10 Replies Latest reply on Apr 2, 2007 12:35 PM by P.Forstmann

    export in one character set and import in different

    430060
      Hi,

      Hi,

      I have one database where NLS_LANG is set to American_America.WE8ISO8859P1, If I export and import it in different database where American_America.UTF8, it throws error for some rows..

      Please note that problem comes only with those rows where whole length is cooupied.. e.g. IF I have char(10), and all 10 bytes are occupied, then I get this problem. But If I have at least 1 bvyte free, then import is successful.

      I can't change schema definition to increase the column length because of application constraints.

      Is there any workaround of this problem.

      Thanks

      Puneet

        • 1. Re: export in one character set and import in different
          358102
          What Oracle versions are you working with? What are the charactersets associated with your databases?
          • 2. Re: export in one character set and import in different
            JustinCave
            If you declare a column VARCHAR2(10), by default, Oracle allocates 10 bytes for storage. In the ISO 8859-1 character set, each character requires 1 byte of storage. In the UTF8 character set, however, characters require between 1 and 3 bytes of storage (4 bytes in the AL32UTF8 character set). If you set NLS_LENGTH_SEMANTICS to CHAR for the database, you can instruct Oracle that VARCHAR2(10) allocates 10 characters of storage. Alternately, you can declare you columns as VARCHAR2(10 CHAR).

            Justin
            Distributed Database Consulting, Inc.
            http://www.ddbcinc.com/askDDBC
            • 3. Re: export in one character set and import in different
              8046
              Just to add to this. By using Character semantics, i.e. VARCHAR2(10 CHAR), Oracle will automatically expand the column storage for you. In UTF8, this is the same as re-defining your column as VARCHAR2(30). Although this means that you will no longer get data truncation during import, it will very likey cause problems for your existing application.

              Regards

              Nat
              • 4. Re: export in one character set and import in different
                JustinCave
                Maybe I've been lucky, but I've never seen an application break when changing NLS_LENGTH_SEMANTICS. What sort of problems have you seen this cause?

                Justin
                Distributed Database Consulting, Inc.
                http://www.ddbcinc.com/askDDBC
                • 5. Re: export in one character set and import in different
                  8046
                  As mentioned previously, switching from byte semantics to character semantics is just a way of increasing the storage size of your existing column. Changing a VARCHAR2(10) column from BYTE to CHAR in a UTF8 database, is the same as altering the underlying column definition from VARCHAR2(10) to VARCHAR2(30).

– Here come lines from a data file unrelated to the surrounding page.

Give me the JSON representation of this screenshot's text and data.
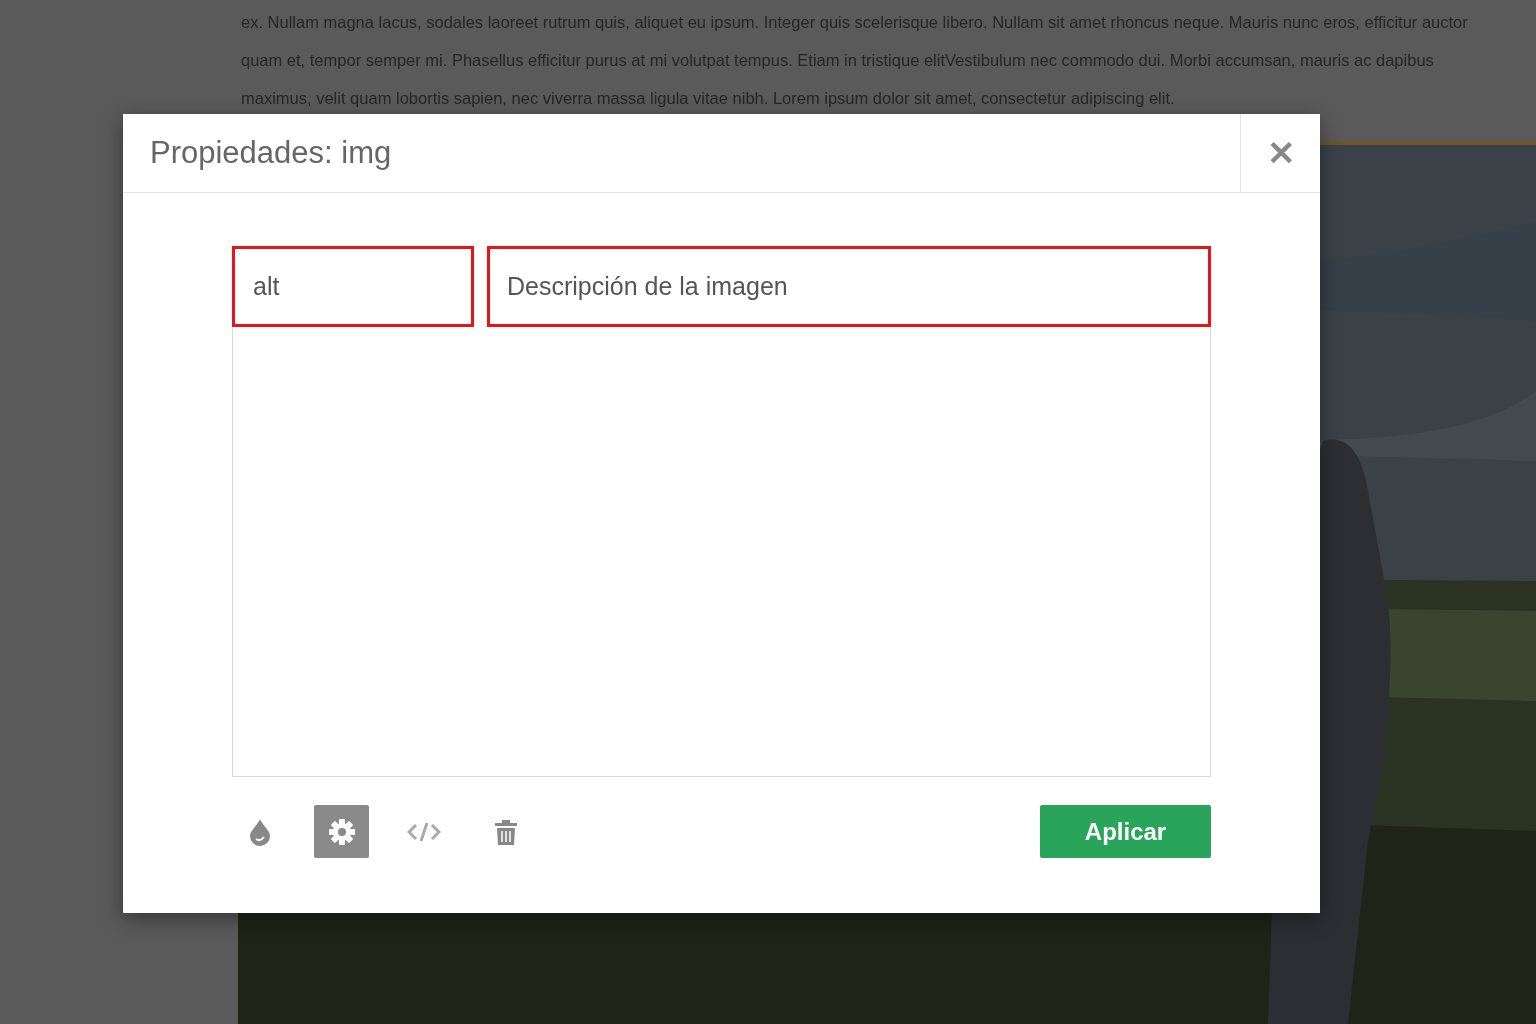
{
  "background_text": [
    "ex. Nullam magna lacus, sodales laoreet rutrum quis, aliquet eu ipsum. Integer quis scelerisque libero. Nullam sit amet rhoncus neque. Mauris nunc eros, efficitur auctor",
    "quam et, tempor semper mi. Phasellus efficitur purus at mi volutpat tempus. Etiam in tristique elitVestibulum nec commodo dui. Morbi accumsan, mauris ac dapibus",
    "maximus, velit quam lobortis sapien, nec viverra massa ligula vitae nibh. Lorem ipsum dolor sit amet, consectetur adipiscing elit."
  ],
  "background_image": {
    "kind": "picture"
  },
  "dialog": {
    "title": "Propiedades: img",
    "close": "✕",
    "attribute": {
      "name": "alt",
      "value": "Descripción de la imagen",
      "highlighted": true
    },
    "tools": [
      {
        "kind": "color",
        "selected": false
      },
      {
        "kind": "settings",
        "selected": true
      },
      {
        "kind": "code",
        "selected": false
      },
      {
        "kind": "delete",
        "selected": false
      }
    ],
    "apply_button": "Aplicar"
  }
}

                  Since most applications have some built-in assumption on the size of the column, increasing the underlying column definition may cause problems with the existing application logic. Using the example above, here are two potential problems:

                  Truncation during data retrieval - If the buffer size in the application layer is hardcoded, it will need to be increased from 10 bytes to 30 bytes.
                  Character overflow during data insertion - With the expansion to 30 bytes, it is now possible that a string (which is within the byte size boundary) may contain more than 10 characters (say 12 ASCII char), and this will cause constraint failure during insertion.

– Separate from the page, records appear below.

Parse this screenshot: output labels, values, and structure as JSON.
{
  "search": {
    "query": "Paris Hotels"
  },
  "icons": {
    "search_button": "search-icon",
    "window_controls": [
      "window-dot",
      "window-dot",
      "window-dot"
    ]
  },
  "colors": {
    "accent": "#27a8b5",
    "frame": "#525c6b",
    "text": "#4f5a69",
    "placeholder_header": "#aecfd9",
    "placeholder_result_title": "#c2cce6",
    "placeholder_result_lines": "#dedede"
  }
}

                  To resolve them requires making application changes. Based on Puneet's earlier statement - "I can't change schema definition to increase the column length because of application constraints". I am assuming that this is a no go.

                  Nat
                  • 6. Re: export in one character set and import in different
                    100225
                    I read in Note 260192.1 Changing WE8ISO8859P1 to UTF8 with ALTER DATABASE CHARACTERSET :
                    2) if you have Truncation entries : you can
                    A) update these rows so that they contain less data
                    B) update the table definition so that it can contain longer data.
                    Based on precedent discussion, solution 2B) is not possible. So the last choice is solution 2A). But is it a real alternative ? I don't think so.
                    Is there other solution ?

                    Hung
                    • 7. Re: export in one character set and import in different
                      rmhardma
                      Nat - I don't agree with your characterization that nls_length_semantics=char has Oracle essentially expanding storage to 30 for a varchar2(10 char). Although I can understand where this comes form (standard practice to triple precision when working with UTF8), I don't believe it to be quite accurate, and if not, it plays against the warning you mentioned. Take the following examples:

                      create table g11n_test1(col1 varchar2(10 char));

                      --10 ascii
                      insert into g11n_test1
                      values('abcdefghij');

                      --11 ascii
                      insert into g11n_test1
                      values('abcdefghijk');

                      /*
                      * This results in an error:
                      * values('abcdefghijk')
                      * *
                      *
                      * ERROR at line 2:
                      * ORA-12899: value too large for
                      * column "PLSQL"."G11N_TEST1"."COL1"
                      * (actual: 11, maximum: 10)
                      *
                      * The storage is limited to 10 characters regardless
                      * of byte size. This single-byte string totals 11
                      * bytes, not 30, and it still fails to be inserted.
                      */

                      -- 10 Japanese characters succeeds
                      insert into g11n_test1
                      values('アルファベットの意味');

                      -- 11 Japanese characters fails
                      insert into g11n_test1 "Bytes in 11 char string"
                      values('アルファベットの意味論');

                      /*
                      * This results in an error:
                      * values('アルファベットの意味論')
                      * *
                      *
                      * ERROR at line 2:
                      * ORA-12899: value too large for
                      * column "PLSQL"."G11N_TEST2"."COL1"
                      * (actual: 11, maximum: 10)
                      *
                      * This is where the character limitation differs from
                      * byte size limitation...here is a 4 byte character
                      * going into a varchar2(1 char) which violates the
                      * assumption that storage simply triples.
                      */

                      --4 byte character in a varchar2(1 char)
                      Create table g11n_test2(col1 varchar2(1 char));

                      Insert into g11n_test2
                      Values (unistr('\D84C\DEAB'));

                      Select lengthb(col1)
                      From g11n_test2;

                      -- this results in 4 bytes inserted into
                      -- a varchar2(1 char)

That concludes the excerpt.